Смит помчался туда, куда были направлены взгляды перепуганных людей. Убегающий санитар толкнул навстречу своему преследователю пустую каталку, разворачивая ее поперек коридора. Смит мысленно выругался, заставляя легкие набирать воздух. Если сейчас сбавить темп, остановиться перед препятствием, убийца, без сомнения, уйдет. Отбросив всякие мысли о неудаче, Джон одним броском перепрыгнул через каталку. Колени его едва не подкосились, но агент сумел удержаться на ногах и вновь бросился вперед, оставляя за собой перепуганные толпы. Пот лил с него градом, зато разрыв между Смитом и убийцей заметно сократился – мавр потерял темп, толкая тяжелую каталку. Обнадеженный агент прибавил ходу.

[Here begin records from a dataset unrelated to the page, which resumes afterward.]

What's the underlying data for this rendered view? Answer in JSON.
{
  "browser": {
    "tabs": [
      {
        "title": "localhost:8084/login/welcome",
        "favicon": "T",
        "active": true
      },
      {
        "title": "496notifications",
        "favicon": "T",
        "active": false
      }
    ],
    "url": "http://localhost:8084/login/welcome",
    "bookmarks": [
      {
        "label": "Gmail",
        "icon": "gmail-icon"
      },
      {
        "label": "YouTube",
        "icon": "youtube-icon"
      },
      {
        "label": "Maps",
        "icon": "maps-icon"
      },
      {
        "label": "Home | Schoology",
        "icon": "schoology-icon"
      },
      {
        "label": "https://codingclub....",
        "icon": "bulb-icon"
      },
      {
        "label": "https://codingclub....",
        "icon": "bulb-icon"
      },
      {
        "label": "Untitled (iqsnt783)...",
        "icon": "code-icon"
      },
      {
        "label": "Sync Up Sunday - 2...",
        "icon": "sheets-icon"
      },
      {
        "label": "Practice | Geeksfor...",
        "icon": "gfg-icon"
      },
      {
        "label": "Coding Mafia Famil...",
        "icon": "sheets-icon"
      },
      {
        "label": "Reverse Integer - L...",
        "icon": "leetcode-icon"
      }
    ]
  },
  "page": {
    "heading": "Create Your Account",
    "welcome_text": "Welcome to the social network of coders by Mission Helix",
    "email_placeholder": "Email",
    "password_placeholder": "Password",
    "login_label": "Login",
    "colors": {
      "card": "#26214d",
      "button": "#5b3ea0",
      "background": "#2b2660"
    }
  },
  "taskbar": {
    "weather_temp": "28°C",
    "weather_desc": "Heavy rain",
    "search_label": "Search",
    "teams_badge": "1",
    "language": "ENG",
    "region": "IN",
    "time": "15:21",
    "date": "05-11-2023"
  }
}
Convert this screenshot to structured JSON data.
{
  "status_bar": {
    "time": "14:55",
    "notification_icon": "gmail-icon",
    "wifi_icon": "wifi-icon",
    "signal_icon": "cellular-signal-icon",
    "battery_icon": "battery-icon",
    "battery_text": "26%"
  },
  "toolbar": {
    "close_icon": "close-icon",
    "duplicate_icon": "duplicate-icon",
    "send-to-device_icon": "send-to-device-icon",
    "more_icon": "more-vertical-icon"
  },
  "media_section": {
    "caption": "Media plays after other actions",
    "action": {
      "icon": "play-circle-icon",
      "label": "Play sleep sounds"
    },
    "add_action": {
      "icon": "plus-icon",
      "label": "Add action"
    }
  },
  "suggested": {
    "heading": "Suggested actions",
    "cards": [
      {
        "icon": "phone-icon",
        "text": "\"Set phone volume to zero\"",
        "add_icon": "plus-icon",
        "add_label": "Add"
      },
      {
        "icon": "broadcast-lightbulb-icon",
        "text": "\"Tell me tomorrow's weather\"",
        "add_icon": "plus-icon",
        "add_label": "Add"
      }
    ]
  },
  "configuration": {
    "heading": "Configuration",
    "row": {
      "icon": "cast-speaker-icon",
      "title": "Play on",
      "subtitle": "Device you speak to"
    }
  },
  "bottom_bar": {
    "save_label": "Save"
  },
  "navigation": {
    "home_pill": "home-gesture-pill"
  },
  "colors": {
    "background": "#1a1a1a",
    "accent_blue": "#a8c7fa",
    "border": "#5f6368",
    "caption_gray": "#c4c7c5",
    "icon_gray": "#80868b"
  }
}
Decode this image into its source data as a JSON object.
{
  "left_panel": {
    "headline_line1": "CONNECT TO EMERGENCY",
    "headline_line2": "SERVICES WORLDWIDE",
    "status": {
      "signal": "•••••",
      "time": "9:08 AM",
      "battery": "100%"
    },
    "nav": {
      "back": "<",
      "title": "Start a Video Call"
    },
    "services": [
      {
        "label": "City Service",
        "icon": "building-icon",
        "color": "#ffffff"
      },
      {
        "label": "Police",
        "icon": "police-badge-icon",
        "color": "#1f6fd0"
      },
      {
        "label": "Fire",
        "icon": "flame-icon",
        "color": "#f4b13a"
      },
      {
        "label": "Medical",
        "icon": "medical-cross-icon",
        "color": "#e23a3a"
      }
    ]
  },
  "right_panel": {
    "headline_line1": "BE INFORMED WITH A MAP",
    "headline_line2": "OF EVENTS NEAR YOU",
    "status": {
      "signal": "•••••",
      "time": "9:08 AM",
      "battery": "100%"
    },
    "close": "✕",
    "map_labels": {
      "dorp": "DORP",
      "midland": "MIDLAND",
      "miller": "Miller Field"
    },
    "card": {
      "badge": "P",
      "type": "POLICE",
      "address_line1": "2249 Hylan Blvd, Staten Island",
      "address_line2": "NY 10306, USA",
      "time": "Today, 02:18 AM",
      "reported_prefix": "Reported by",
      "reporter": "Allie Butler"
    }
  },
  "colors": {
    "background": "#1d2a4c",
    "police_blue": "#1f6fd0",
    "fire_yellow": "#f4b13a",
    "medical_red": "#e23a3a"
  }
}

Не оборачиваясь, мнимый санитар проломился в очередную дверь. Над ней горела надпись: «Выход» – пожарная лестница! Смит метнулся за ним и, уже распахивая створки, уловил краем глаза тень слева.
Он успел только выставить локоть, когда неудачливый убийца набросился на него из-за спины. Смит удержался на ногах и от всей души врезал мавру локтем под ложечку. Тот пошатнулся, отступив назад, к погруженной в сумрак лестнице, и с грохотом ударился затылком о стальное ограждение. Но мнимый санитар успел предугадать действия агента и быстро восстановил равновесие, в то время как Смита инерция его же удара сбила с ног. «Зиг-зауэр» полетел в сторону, а сам агент рухнул на бетонный пол, здорово приложившись лопаткой о стену. Заставив себя забыть о боли, он тут же вскинулся, потянувшись к пистолету, но тень убийцы уже нависла над ним. Смит дернулся… но поздно. Слепящая боль взорвалась в виске, и агент провалился в глухую тьму.